The English animation studio Aardman has long been at the forefront of stop-motion, not only in terms of technical proficiency but also in their distinctive British wit and charm. Their new “Shaun the Sheep Movie” carries on that tradition, as well as carrying over a world shown over several seasons of the TV show. It’s also, like the show, completely dialogue-free — a rarity in animation, and film in general. “Shaun”’s directors, Richard Starzak and Mark Burton, talk to Metro about the difficulties of making a film without talking, what their job titles really mean in the world of stop-motion and how the eyes are the windows to the brain.
Did you have much in the way of pushback when it came to making a film without any dialogue?
Richard Starzak: Not really. “Shaun” the TV show didn’t have any dialogue.

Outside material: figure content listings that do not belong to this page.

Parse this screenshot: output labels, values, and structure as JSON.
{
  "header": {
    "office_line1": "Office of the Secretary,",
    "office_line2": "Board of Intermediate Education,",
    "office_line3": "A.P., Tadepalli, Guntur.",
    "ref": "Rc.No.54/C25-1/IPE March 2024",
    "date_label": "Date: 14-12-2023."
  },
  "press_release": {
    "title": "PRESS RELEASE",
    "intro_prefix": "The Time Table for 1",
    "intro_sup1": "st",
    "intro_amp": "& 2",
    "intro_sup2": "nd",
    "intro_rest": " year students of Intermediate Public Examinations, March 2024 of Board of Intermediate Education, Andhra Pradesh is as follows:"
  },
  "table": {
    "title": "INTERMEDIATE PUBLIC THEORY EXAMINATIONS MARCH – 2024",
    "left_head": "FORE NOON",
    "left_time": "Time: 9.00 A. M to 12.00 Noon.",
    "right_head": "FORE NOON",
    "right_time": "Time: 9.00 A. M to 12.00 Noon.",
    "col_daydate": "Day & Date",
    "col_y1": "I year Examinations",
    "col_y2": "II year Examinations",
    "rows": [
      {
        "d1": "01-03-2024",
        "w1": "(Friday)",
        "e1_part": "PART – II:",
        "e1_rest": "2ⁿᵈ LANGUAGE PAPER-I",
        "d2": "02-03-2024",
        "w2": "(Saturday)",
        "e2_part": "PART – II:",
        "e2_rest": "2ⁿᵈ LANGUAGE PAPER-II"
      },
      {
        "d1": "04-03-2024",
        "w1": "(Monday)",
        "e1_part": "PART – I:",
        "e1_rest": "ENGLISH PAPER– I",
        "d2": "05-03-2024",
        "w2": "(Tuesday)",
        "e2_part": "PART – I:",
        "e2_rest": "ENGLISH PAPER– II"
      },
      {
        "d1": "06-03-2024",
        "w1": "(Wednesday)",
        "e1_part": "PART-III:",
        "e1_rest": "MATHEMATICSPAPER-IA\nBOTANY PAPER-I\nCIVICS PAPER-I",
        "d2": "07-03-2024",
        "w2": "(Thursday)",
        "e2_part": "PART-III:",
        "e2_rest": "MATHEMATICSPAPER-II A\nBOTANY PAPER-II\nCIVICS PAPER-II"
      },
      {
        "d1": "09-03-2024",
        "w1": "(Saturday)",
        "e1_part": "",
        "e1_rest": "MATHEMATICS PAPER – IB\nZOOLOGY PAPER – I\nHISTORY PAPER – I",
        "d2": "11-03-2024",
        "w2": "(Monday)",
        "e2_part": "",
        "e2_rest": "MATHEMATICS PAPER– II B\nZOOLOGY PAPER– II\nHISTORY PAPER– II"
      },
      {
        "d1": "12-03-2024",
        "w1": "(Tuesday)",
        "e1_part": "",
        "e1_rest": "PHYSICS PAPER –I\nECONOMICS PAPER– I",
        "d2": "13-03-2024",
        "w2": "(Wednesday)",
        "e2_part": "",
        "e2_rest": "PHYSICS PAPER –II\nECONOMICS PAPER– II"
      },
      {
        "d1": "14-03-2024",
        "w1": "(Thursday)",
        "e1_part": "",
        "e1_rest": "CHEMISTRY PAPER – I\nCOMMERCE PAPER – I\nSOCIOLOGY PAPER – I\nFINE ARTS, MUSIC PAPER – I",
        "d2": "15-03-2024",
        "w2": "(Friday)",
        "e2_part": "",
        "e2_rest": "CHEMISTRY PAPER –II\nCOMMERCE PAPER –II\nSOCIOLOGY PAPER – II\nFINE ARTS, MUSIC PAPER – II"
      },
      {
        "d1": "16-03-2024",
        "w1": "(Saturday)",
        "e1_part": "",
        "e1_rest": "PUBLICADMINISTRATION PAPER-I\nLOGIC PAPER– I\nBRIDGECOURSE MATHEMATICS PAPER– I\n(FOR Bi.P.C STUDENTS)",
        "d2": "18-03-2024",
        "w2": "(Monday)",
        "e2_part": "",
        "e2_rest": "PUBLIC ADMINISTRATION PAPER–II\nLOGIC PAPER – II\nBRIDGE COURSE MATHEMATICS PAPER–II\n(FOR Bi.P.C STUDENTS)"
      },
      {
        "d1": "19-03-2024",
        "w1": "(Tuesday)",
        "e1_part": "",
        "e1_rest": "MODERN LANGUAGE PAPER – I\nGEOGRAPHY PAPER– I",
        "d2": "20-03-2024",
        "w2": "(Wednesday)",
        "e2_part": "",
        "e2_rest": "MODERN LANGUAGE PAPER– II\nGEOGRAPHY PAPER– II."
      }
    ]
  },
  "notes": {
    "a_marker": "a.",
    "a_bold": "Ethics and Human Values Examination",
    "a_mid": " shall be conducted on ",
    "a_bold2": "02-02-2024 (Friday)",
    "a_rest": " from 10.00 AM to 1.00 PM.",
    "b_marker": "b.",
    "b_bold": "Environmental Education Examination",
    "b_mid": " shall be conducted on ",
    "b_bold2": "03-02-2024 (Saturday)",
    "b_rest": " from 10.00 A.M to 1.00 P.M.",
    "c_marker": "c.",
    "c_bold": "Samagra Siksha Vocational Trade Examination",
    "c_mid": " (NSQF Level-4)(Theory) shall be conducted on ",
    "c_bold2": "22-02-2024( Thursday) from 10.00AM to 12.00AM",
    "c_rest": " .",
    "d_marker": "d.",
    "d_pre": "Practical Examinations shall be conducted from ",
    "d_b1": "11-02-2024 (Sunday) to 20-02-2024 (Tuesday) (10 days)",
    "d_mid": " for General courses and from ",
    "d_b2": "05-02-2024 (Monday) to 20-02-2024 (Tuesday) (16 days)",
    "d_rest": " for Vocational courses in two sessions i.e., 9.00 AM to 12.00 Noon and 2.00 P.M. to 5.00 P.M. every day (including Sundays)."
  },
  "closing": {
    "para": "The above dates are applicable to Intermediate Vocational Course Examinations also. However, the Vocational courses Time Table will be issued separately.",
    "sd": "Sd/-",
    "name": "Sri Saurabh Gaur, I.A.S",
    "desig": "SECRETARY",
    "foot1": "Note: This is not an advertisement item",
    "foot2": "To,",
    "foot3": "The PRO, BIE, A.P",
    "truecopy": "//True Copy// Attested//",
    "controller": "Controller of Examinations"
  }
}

But it scared us, I have to say. We worried if we didn’t have dialogue children might run out of patience after awhile. As we started to put the storyboard reels together we became really confident that it was going to work.
Mark Burton: There’s a fine line between keeping it nice and simple, so you understand the narrative, and being so simple that you just get bored. We tried to create a strong emotional story, and we made sure that at any point you knew what was going on in the characters’ heads. If you understand what a character is thinking and what the problems are, you don’t need words. You can get it all from non-verbal communication.

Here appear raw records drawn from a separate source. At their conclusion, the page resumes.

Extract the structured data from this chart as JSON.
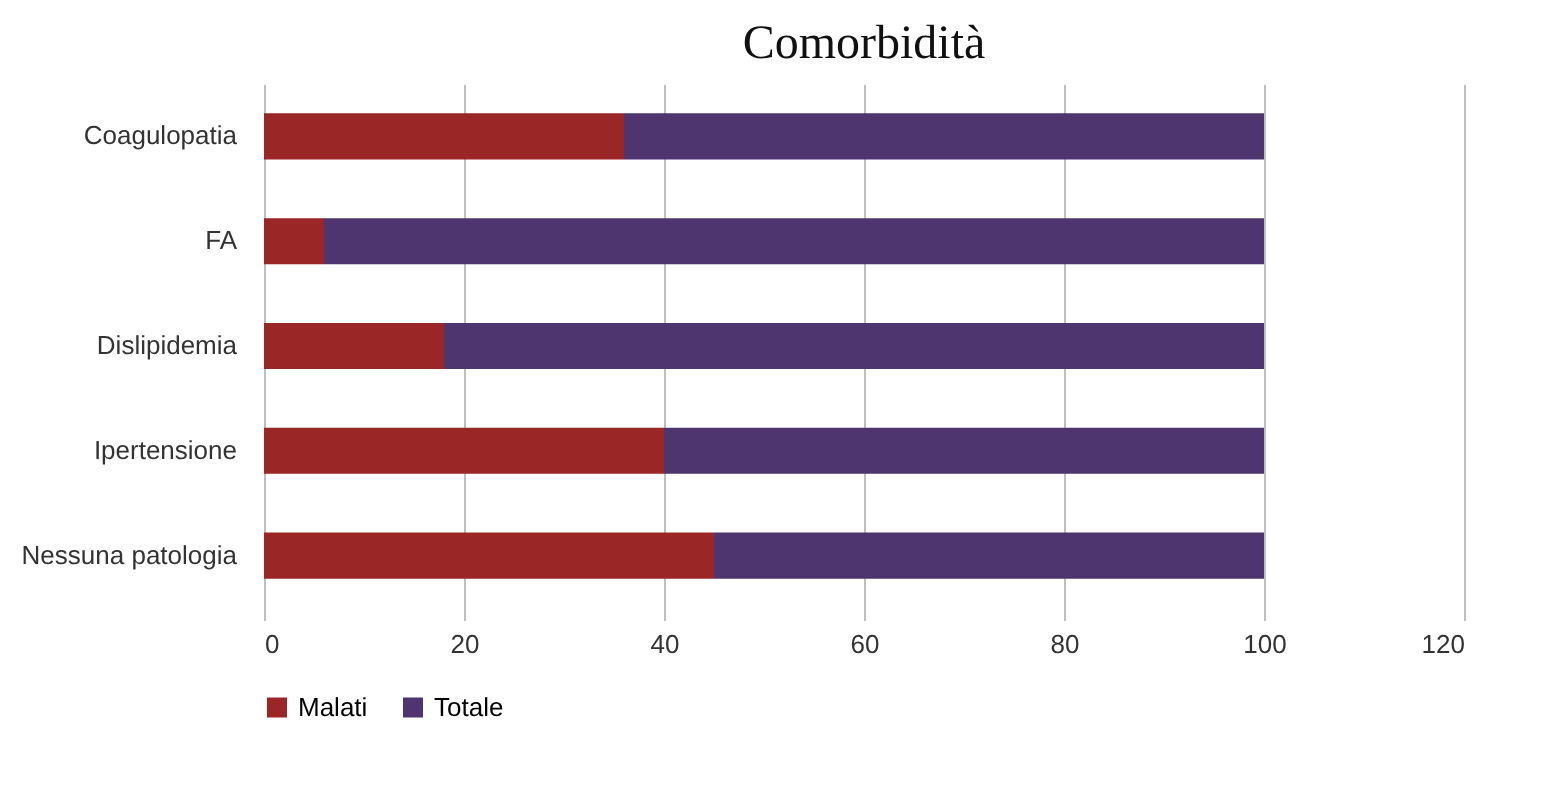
{
  "chart_data": {
    "type": "bar",
    "orientation": "horizontal",
    "stacked": true,
    "title": "Comorbidità",
    "categories": [
      "Coagulopatia",
      "FA",
      "Dislipidemia",
      "Ipertensione",
      "Nessuna patologia"
    ],
    "series": [
      {
        "name": "Malati",
        "color": "#9b2626",
        "values": [
          36,
          6,
          18,
          40,
          45
        ]
      },
      {
        "name": "Totale",
        "color": "#4e3570",
        "values": [
          64,
          94,
          82,
          60,
          55
        ]
      }
    ],
    "xlim": [
      0,
      120
    ],
    "xticks": [
      0,
      20,
      40,
      60,
      80,
      100,
      120
    ],
    "grid": "x",
    "legend": "bottom"
  }
}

RS: I do say the best movies you can watch with the sound turned down.
Plus animating speaking, I imagine, is difficult.
MB: Yes. It adds another level to the animation and slows the whole process down. The original idea of having no dialogue was a financial one, but it’s actually helped us globally.
So much of the communication in the film, and in other Aardmans, is in the facial expressions, and especially in the eyes.

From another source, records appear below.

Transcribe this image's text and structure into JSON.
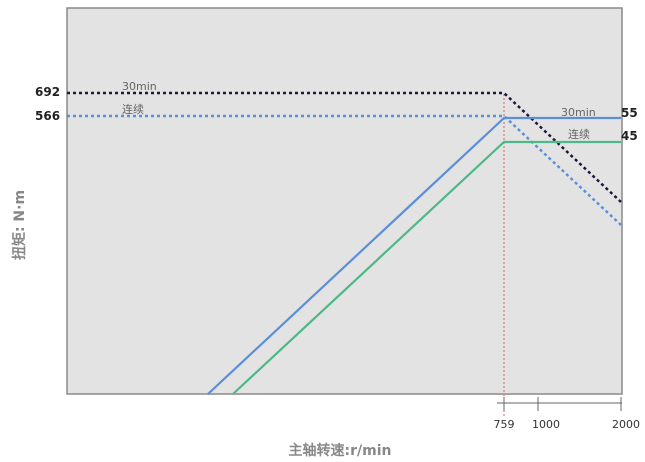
{
  "chart_data": {
    "type": "line",
    "xlabel": "主轴转速:r/min",
    "ylabel": "扭矩: N·m",
    "x_ticks": [
      "759",
      "1000",
      "2000"
    ],
    "y_ticks": [
      "692",
      "566"
    ],
    "right_labels": [
      "55",
      "45"
    ],
    "series": [
      {
        "label": "30min",
        "style": "dashed",
        "color": "#1a1a3a",
        "points": [
          [
            0,
            692
          ],
          [
            759,
            692
          ],
          [
            2000,
            380
          ]
        ]
      },
      {
        "label": "连续",
        "style": "dashed",
        "color": "#5b8fd8",
        "points": [
          [
            0,
            566
          ],
          [
            759,
            566
          ],
          [
            2000,
            265
          ]
        ]
      },
      {
        "label": "30min",
        "style": "solid",
        "color": "#5b8fd8",
        "points": [
          [
            -650,
            0
          ],
          [
            759,
            566
          ],
          [
            2000,
            566
          ]
        ]
      },
      {
        "label": "连续",
        "style": "solid",
        "color": "#4db888",
        "points": [
          [
            -565,
            0
          ],
          [
            759,
            466
          ],
          [
            2000,
            466
          ]
        ]
      }
    ],
    "marker_x": 759,
    "colors": {
      "plot_bg": "#e3e3e3",
      "plot_border": "#8a8a8a",
      "marker_line": "#e05c6a"
    }
  }
}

RS: I directed the “Creature Comforts” TV series, and we did a lot of research into Method acting, such as what your eyes do when you’re speaking — because your eyes can betray whether you’re telling the truth or not, or whether you doubt what you’re saying, whether you’re trying to remember something while you’re speaking. We put that into use in “Shaun.” How we used the eyes was very important. There is a universal language of where your eyes are — whether you’re looking down, up, or left or right. There’s a universal language in how we use our eyes to access our brains.
Though sometimes the expressions are just blank, allowing one to project emotions onto them.
MB: I always had a picture of Buster Keaton pinned to the wall during the TV series, to remind people that Shaun doesn’t need big facial expressions. If the story’s been told well, you’ll know what he’s thinking.
Can you talk about the sound design, which is often not thought about with movies but which becomes very noticeable when there’s no dialogue.
MB: Actually a lot of what we were doing was taking sound away. For example, Richard and I most hated when the sound people put lots of expressions on the sheep. Having nothing said creates a space for you to reach in and find out what’s going on. There were occasions where we had lots of great sounds — set pieces like the caravan chase. Other times we let the space sit there and give the audience a rest.
Has technology made stop-motion easier, especially compared to back in the day when it was on film?
RS: It’s gotten a lot easier in the sense that you can actually see what you’re doing now. When I started out as a stop-frame animator 20, 25 years ago, you’re kind of working blind. You didn’t know what the shot was going to look like till you got it back from processing. Shooting digitally has made life a lot easier, because you can see it immediately. The animator can see the current frame he’s working on compared to the previous one. And the camera’s a lot smaller now. As a result we use a lot less light than when we shot on film. That’s made things more environmentally friendly as well.
Stop-motion tends to be made with different groups all shooting at once. It sounds like being a director in stop-motion is kind of like being a foreman in a factory.
MB: We had 20 units running at any one time. The actual logistics of organizing is like a factory. It’s highly complex and highly organized. Everyone has walkie-talkies; it’s all about saving time. You’re making decisions all the time. The animators are like our actors and they’re waiting to be briefed. But it’s shot all out of order. You could walks into Unit 2 and it’s a bit of the story from the end, then walk into Unit 3 and it’s a story from the middle. You have to carry the whole film in your head and know what your characters are doing. You brain is pretty much maxed out. But it’s a great feeling to work.